Excellent! I was a little worried about the mayo but I think it went really well in this. I used green olives with pimento because that's what I had - don't know if it was right or wrong but it turned out great. I added a little flatleaf because I'm always adding it to stuff. This is also a great recipe to play with if you wanted to add different herbs or spices to it. Thanks LOWA!
This is sooooo good. I made it with Walnuts instead of pecans because that is what I had on hand. I added a little fresh cracked pepper. This one is going on the party/potluck list! Why can't they all be this easy?

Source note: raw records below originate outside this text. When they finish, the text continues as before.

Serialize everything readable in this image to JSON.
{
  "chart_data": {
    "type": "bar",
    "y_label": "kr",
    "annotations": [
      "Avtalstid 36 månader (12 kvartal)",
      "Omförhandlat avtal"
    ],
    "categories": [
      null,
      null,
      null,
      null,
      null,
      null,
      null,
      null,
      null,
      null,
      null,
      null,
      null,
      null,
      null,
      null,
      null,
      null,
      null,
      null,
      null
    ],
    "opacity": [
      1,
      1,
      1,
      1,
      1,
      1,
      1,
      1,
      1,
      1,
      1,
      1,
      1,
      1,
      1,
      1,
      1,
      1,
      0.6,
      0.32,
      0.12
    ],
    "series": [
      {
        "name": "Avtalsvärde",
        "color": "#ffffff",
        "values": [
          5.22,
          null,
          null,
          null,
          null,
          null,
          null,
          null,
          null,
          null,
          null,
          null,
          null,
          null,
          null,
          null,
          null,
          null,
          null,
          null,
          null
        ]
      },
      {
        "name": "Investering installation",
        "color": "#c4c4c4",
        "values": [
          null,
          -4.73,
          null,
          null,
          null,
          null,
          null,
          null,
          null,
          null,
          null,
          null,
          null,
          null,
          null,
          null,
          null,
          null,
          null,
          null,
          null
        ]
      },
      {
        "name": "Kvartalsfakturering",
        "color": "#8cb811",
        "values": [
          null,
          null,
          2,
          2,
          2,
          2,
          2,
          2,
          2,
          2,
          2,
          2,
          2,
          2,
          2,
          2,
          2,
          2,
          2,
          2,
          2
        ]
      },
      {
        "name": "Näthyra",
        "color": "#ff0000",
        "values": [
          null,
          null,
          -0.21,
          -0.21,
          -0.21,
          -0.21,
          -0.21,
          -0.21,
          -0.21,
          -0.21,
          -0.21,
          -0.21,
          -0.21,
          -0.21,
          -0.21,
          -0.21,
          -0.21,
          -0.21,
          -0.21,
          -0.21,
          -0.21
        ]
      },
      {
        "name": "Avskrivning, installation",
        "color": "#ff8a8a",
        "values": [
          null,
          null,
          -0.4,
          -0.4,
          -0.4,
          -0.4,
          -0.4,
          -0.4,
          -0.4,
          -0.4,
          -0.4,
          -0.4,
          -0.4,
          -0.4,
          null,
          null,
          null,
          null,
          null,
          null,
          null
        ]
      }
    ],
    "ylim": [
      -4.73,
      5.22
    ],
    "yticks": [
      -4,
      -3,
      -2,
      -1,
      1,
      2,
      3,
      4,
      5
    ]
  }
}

I've been addicted to this dip since I found it here at Allrecipes! Seriously it's always in the fridge. The only thing I've changed is I use spicy olives. My husband got a recipe from a bartender friend of his. We all liked the spicy olives so much I decided to use them in the dip. Perfection! I purchase the large "Queen Olives" from Costco. You pour out the olive juice and add a splash of lemon juice fresh cracked black pepper and lots of Tapatio hot sauce. You can use any brand we just like Tapatio flavor. Shake it all up and let it chill. There really good by themselves too. I use fat free cream cheese and fat free mayo. It still tastes great. Thanks for the recipe!
I got this recipe many years ago from the newspaper columnist, Heloise. That recipe called for 6 ounces of cream cheese, softened, and 2 TBSP of olive juice(from the jar of olives.)It also called for the 1/2 cup of mayo, 1 cup of chopped salad olives (drained) and 1/2 cup of chopped pecans; also dash of pepper. Hope this helps those who had consistency problems with their recipes. It is best to make the night before, as it starts out mushy but firms up overnight. Very good on melba toast!
I've made this twice already and it's wonderful. It's best when you let it rest in the fridge for a little bit. The flavors marry nicely together. I also used the olives with the pimento in it. We like to drink dirty martinis and we always have a ton of olives leftover since we only use the olive juice. It's nice to find a recipe to use up ALL those olives in. We serve on water crackers. Perfection!
We LOVED this easy-to-make recipe. My suggestion would be to halve it since a little goes a long way. Serve it with a more bland cracker like the heart-shaped ones. I couldn't find any ready-sliced olives so I chopped up the large pimiento-stuffed style. We thought it was better the next day which even makes it an even more attractive choice for a party! Thanks Lowa!
I know I'm in the minority here but I thought this was just ok. The flavor of the green olives was just too overwhelming and this is coming from an olive lover! I didn't really receive any compliments on it.